No dia 24 de março realizou-se um gigantesco protesto na capital. Todavia, a oposição estava desorganizada, porém, o conde de Peniche empreendeu esforços para organizar os homens influentes e de prestígio. Procurou-se convencer o duque de Loulé a fazer parte da comissão, que depois de alguma hesitação acabaria por ceder. Este havia sido um dos que subscreveram em 1865 o acordo político que deu origem ao Governo de «fusão», enquanto chefe dos Históricos.

A 28 de fevereiro de 1867 centenas de pessoas invadiram a Câmara Municipal do Porto em revolta contra o aumento dos impostos. A 24 de março do mesmo ano realizou-se um comício de protesto, em Lisboa, contra a reforma administrativa de Martens Ferrão. A 26 de junho foram aprovadas na sessão legislativa as reformas, inclusive, a reforma administrativa. E, um dia mais tarde, a 27 de junho, o parlamento é encerrado194. A sessão legislativa encerrou no fim de junho e a atividade política só foi retomada em setembro, para a preparação das eleições municipais.
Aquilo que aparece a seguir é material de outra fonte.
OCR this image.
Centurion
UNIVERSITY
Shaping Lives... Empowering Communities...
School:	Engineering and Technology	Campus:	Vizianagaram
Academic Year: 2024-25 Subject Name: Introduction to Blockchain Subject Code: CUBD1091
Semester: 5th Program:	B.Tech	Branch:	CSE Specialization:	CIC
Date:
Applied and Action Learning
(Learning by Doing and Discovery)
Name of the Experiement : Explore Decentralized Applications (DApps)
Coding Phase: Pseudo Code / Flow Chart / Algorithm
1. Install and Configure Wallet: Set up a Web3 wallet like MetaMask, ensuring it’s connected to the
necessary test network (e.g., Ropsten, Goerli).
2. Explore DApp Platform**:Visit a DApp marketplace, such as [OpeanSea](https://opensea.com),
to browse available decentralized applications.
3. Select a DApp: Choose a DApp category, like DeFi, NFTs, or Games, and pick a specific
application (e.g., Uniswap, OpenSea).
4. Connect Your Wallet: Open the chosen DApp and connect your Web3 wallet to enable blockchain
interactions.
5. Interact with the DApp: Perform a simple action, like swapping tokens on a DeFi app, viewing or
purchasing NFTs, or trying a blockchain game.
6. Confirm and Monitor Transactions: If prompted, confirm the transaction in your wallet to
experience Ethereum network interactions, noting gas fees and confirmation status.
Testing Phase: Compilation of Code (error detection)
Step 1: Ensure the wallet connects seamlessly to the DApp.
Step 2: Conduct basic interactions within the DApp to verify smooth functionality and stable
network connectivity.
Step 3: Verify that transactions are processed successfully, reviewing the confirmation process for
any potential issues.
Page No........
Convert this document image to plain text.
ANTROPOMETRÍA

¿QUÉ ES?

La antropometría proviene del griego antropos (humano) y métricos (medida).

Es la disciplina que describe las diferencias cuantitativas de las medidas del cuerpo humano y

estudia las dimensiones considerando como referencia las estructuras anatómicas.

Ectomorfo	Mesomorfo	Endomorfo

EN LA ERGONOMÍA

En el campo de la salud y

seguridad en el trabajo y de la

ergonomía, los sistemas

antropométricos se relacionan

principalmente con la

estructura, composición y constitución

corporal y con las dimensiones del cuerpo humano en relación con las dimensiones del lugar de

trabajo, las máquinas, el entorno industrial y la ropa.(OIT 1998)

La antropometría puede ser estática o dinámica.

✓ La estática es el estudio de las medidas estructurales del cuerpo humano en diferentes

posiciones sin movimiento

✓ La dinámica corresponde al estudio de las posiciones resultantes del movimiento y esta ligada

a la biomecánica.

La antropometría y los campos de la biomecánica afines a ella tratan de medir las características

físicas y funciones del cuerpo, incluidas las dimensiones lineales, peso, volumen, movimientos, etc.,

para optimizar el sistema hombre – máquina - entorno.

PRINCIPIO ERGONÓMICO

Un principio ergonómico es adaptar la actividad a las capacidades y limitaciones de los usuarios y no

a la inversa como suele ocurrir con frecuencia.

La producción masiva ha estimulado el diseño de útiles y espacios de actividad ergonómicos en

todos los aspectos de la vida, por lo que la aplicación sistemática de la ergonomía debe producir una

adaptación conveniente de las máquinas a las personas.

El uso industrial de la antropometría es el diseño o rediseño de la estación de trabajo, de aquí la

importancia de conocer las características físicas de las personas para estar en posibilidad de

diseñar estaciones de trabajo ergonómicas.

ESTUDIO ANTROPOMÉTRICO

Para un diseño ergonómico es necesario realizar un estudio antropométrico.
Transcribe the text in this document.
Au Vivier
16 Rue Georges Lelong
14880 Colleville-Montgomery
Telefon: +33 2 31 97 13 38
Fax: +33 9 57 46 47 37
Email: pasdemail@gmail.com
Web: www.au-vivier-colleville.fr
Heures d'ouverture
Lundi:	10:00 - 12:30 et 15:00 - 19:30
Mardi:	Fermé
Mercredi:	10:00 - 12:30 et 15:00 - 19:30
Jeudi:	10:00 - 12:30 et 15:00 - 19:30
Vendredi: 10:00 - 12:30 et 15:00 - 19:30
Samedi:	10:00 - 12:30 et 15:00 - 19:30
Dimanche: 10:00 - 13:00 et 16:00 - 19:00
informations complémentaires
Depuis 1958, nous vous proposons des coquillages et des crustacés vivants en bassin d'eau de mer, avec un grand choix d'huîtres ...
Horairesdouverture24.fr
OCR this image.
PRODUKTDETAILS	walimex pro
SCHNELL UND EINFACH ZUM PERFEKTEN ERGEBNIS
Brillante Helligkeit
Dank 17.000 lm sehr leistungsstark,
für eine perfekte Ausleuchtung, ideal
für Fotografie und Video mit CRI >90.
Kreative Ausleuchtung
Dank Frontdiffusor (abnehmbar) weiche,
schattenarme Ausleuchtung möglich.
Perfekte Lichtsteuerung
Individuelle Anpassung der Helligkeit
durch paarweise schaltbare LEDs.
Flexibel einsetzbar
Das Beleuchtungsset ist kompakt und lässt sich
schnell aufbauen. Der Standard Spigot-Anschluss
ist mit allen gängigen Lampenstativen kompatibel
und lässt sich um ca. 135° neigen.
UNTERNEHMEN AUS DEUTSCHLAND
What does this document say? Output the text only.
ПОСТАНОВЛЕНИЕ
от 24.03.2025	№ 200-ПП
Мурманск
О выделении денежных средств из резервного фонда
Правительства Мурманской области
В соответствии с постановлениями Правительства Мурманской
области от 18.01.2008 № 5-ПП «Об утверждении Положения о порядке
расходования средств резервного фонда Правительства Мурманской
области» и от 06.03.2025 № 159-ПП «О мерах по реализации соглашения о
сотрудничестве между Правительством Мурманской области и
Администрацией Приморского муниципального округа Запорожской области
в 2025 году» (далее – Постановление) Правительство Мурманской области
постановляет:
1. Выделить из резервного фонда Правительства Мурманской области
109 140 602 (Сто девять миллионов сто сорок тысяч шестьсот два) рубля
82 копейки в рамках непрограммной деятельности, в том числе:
Contudo, Martens Ferrão adiou as eleições para o dia 29 de dezembro, evocando entraves burocráticos.

191

Luís Doria, Correntes do Radicalismo Oitocentista: o Caso dos Penicheiros (1867-1872), Lisboa, Instituto de Ciências Sociais da Universidade de Lisboa, 2004, p. 36.

192 Diário de Lisboa, de 8 de fevereiro de 1867, nº 54, p. 661.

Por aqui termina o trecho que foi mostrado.